Миссия — страница 24 из 110

Четверо помощников обменялись благоговейными взглядами.

– Пусть котлы до утра остывают, – приказал Таита, – а сами отдыхайте. Вы хорошо поработали. Благодарю.

Не успев лечь на свой матрац, Таита погрузился в глубокий сон без сновидений, и его не тревожил даже храп Мерена. Когда утром они проснулись, у выхода их ждал Шофар с широкой улыбкой на лице.

– Скорее, великий маг. У нас есть для тебя очень приятное известие.

Они торопливо прошли к котлам около остывшей за ночь золы. Здесь перед строем стояли Хабари и остальные командиры, как будто готовясь выслушать приказ. Они били ножнами о щиты и выкрикивали приветствия, как будто Таита – полководец, с победой возвращающийся с поля битвы.

– Тише, – попросил Таита. – Вы расколете мне череп.

Но все продолжали еще громче приветствовать его.

Первые три котла наполняло отвратительное черные варево, но в четвертом вода была чистой. Таита набрал ее в горсть и осторожно попробовал. Не очень сладкая, но пронизанная знакомым с детства вкусом земли – вкусом нильского ила.

Отныне каждый вечер они кипятили воду, засыпав в нее известь, а утром, перед выходом, заполняли водой бурдюки. Лошадей больше не мучила жажда, и к ним вернулась резвость. Через девять дней они достигли Асуана. Впереди ждал первый из шести больших порогов. Почти непреодолимое препятствие для лодок, но верхом их можно объехать по берегу.

В городе Асуан отряд по приказу Таиты провел три дня; люди и лошади отдохнули и пополнили запасы продовольствия на царских складах. Таита разрешил воинам посещать веселые дома вдоль берега реки, чтобы будущие тяготы легче воспринимались. Сам он, осознавая свои новые чин и ответственность, с деланным равнодушием встречал заигрывания и приглашения местных красоток.

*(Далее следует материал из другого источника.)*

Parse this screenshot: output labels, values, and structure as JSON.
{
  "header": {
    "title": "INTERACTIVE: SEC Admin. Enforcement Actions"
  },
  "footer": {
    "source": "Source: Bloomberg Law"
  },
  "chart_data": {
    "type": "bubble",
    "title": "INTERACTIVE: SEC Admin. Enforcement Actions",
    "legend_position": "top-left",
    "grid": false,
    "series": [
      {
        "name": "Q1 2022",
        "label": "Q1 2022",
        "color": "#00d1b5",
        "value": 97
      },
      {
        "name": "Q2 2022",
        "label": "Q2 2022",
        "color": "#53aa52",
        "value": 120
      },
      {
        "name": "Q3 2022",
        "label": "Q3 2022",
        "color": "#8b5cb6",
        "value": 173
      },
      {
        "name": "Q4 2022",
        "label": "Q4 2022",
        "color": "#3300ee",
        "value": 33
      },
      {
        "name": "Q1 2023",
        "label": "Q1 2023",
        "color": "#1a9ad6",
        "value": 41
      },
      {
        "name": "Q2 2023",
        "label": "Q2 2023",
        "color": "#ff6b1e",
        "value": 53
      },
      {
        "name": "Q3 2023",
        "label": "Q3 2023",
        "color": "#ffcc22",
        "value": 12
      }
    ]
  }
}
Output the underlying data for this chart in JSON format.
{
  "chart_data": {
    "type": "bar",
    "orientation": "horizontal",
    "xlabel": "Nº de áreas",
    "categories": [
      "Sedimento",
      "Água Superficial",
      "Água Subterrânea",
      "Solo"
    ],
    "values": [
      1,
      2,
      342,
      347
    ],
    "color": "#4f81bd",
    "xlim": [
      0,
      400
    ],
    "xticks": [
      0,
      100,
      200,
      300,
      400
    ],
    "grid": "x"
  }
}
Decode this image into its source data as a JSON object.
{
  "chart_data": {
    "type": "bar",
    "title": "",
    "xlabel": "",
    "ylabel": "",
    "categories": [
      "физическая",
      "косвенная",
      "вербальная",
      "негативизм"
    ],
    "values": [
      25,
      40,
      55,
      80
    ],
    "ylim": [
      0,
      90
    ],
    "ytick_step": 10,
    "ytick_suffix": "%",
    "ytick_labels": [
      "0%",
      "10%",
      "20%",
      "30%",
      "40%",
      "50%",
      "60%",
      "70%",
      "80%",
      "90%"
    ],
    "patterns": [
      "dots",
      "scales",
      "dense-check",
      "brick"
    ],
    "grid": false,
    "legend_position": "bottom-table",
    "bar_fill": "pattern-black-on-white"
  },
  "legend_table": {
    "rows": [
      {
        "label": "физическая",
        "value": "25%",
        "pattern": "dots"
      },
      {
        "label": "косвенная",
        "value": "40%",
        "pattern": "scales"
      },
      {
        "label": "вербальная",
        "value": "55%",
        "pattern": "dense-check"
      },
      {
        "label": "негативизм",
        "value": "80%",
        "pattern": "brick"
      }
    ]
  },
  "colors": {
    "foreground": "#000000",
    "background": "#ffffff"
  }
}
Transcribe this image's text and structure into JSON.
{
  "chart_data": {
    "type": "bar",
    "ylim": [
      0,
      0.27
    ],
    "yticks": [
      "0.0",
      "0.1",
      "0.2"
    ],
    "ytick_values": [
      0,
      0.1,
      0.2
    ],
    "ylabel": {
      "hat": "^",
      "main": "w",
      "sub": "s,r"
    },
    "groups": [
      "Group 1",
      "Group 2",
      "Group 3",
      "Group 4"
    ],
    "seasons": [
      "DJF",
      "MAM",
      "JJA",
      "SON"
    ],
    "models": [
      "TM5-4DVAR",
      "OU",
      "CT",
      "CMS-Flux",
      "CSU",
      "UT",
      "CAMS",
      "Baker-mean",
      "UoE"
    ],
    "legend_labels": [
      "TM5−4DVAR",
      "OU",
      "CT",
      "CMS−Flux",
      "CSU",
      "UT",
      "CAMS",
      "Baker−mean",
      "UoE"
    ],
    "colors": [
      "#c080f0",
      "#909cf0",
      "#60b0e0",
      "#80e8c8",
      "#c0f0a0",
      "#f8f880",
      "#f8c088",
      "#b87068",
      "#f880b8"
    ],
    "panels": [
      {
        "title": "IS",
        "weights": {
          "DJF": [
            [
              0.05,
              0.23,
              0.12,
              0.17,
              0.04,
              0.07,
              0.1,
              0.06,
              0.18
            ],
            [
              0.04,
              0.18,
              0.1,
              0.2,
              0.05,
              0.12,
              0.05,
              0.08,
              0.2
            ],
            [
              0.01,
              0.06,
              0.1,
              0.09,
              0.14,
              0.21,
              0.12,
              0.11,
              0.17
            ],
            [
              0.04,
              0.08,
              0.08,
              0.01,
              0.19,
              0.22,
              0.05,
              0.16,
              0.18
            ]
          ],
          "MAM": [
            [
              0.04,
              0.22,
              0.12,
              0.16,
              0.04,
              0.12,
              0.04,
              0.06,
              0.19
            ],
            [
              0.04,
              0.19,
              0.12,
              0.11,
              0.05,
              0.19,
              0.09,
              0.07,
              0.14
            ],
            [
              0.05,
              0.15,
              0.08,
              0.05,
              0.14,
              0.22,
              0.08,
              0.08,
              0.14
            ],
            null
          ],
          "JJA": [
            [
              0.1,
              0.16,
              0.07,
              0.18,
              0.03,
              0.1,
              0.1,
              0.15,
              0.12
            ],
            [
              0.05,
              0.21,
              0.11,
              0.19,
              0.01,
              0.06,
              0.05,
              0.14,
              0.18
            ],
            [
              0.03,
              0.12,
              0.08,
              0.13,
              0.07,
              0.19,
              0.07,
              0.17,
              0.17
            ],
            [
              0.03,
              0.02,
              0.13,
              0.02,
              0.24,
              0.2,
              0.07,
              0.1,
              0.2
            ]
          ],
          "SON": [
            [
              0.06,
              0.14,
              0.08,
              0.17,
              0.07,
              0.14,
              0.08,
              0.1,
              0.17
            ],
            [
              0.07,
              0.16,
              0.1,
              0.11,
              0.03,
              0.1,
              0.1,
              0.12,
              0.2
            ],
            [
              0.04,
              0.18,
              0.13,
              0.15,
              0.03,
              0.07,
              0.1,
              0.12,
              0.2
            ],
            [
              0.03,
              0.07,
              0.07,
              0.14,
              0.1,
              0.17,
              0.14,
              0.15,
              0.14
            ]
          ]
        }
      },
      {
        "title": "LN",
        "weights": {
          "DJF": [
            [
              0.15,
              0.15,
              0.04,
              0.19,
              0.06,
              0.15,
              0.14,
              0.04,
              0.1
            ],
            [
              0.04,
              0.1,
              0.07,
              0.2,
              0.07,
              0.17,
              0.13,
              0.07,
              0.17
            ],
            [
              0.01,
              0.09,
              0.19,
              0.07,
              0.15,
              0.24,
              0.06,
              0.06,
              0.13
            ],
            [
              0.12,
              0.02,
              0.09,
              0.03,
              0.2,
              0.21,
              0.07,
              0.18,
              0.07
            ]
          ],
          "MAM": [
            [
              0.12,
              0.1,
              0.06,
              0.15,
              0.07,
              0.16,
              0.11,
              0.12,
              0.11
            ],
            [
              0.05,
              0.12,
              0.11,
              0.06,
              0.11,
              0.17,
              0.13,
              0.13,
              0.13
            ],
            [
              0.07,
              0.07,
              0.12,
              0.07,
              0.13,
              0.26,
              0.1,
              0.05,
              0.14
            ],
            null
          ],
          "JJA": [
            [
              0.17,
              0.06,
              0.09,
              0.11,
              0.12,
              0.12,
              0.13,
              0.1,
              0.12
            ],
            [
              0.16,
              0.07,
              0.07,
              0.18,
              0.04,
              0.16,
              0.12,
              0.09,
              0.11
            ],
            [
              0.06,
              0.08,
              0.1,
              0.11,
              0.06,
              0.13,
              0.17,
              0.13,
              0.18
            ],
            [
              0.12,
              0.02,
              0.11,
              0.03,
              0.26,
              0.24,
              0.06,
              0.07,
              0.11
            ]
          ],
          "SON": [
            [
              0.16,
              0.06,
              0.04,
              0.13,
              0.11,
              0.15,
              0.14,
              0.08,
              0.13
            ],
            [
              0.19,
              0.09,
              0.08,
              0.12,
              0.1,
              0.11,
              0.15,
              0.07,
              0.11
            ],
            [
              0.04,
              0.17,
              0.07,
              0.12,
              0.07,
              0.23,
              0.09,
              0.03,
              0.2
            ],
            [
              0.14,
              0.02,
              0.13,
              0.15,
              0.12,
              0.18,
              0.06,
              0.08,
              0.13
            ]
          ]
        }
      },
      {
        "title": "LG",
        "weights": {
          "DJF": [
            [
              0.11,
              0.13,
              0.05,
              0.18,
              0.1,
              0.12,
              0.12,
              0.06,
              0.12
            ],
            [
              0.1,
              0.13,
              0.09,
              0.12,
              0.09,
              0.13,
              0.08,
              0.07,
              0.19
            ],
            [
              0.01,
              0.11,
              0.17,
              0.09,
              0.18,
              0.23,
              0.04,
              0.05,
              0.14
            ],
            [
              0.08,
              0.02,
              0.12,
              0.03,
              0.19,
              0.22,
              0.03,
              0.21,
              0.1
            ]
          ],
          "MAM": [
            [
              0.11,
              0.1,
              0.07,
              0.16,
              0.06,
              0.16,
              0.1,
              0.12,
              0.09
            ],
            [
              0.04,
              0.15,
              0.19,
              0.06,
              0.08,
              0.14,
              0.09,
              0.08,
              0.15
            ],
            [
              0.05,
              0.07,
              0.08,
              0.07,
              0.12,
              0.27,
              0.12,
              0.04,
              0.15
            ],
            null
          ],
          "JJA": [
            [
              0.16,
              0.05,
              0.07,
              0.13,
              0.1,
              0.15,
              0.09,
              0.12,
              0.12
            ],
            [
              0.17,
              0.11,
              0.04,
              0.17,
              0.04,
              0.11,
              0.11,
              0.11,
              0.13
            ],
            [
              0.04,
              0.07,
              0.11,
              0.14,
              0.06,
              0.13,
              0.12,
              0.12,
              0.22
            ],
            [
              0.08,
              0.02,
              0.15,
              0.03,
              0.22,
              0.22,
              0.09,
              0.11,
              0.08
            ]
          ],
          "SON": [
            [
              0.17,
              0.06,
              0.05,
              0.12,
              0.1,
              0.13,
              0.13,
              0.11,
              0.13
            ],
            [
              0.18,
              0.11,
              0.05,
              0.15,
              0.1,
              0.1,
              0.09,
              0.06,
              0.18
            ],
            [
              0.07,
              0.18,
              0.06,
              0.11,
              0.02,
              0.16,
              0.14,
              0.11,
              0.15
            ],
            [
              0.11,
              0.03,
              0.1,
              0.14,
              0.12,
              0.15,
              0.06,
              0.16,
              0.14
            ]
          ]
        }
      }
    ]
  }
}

Водоем под первым порогом превратился в мелкую лужу, и Таите не понадобился лодочник, чтобы добраться до маленького скалистого острова, где стоял большой храм Исиды. На его стенах были высечены изображения самой богини, ее супруга Осириса и их сына Гора. Дымка легко доставила Таиту к храму, копыта лошади звонко стучали по каменистому дну реки. Все жрецы приветствовали его, и он провел с ними все три дня.

Жрецы мало могли рассказать о том, что делается южнее, в Нубии. В счастливые времена, когда Нил был полноводным, с сильным течением, у слияния двух истоков отправляли большой торговый флот вверх по реке, до Квебуи. Корабли возвращались со слоновой костью, вяленым мясом и шкурами диких животных, строевым лесом, брусками меди и золотыми слитками из копей на реке Атбаре, главном притоке Нила. Теперь, когда течения не стало, а вода в оставшихся водоемах превратилась в кровь, мало кто осмеливался пускаться в опасный путь по пустыне пешком или верхом. Жрецы предупредили, что дорога на юг и холмы вдоль нее стали логовом разбойников.

Таита опять расспрашивал о проповедниках мнимой богини. Ему рассказали, что по слухам пророки Соэ явились из пустыни и направились к Карнаку и дельте, но сами жрецы с ними не встречались.

Когда стемнело, Таита уединился во внутреннем святилище богини-матери Исиды и под ее защитой почувствовал, что может спокойно поразмыслить и помолиться. Он призывал богиню, однако в первые две ночи своего бдения не получил никакого ответа. Тем не менее, он чувствовал себя более сильным и лучше подготовленным к предстоящим испытаниям на пути в Квебуи и в не нанесенных на карту землях и болотах на дальнем юге. Неизбежное столкновение с Эос казалось не таким страшным. Таита окреп и телом и духом, и это могло быть следствием долгих переходов в обществе молодых воинов и командиров и духовной дисциплины, которой он придерживался после выхода из Фив, но магу нравилось думать, что это связано с близостью богини Лостры, или Фенн, как она предпочитала себя называть; это она вооружала его для предстоящей схватки.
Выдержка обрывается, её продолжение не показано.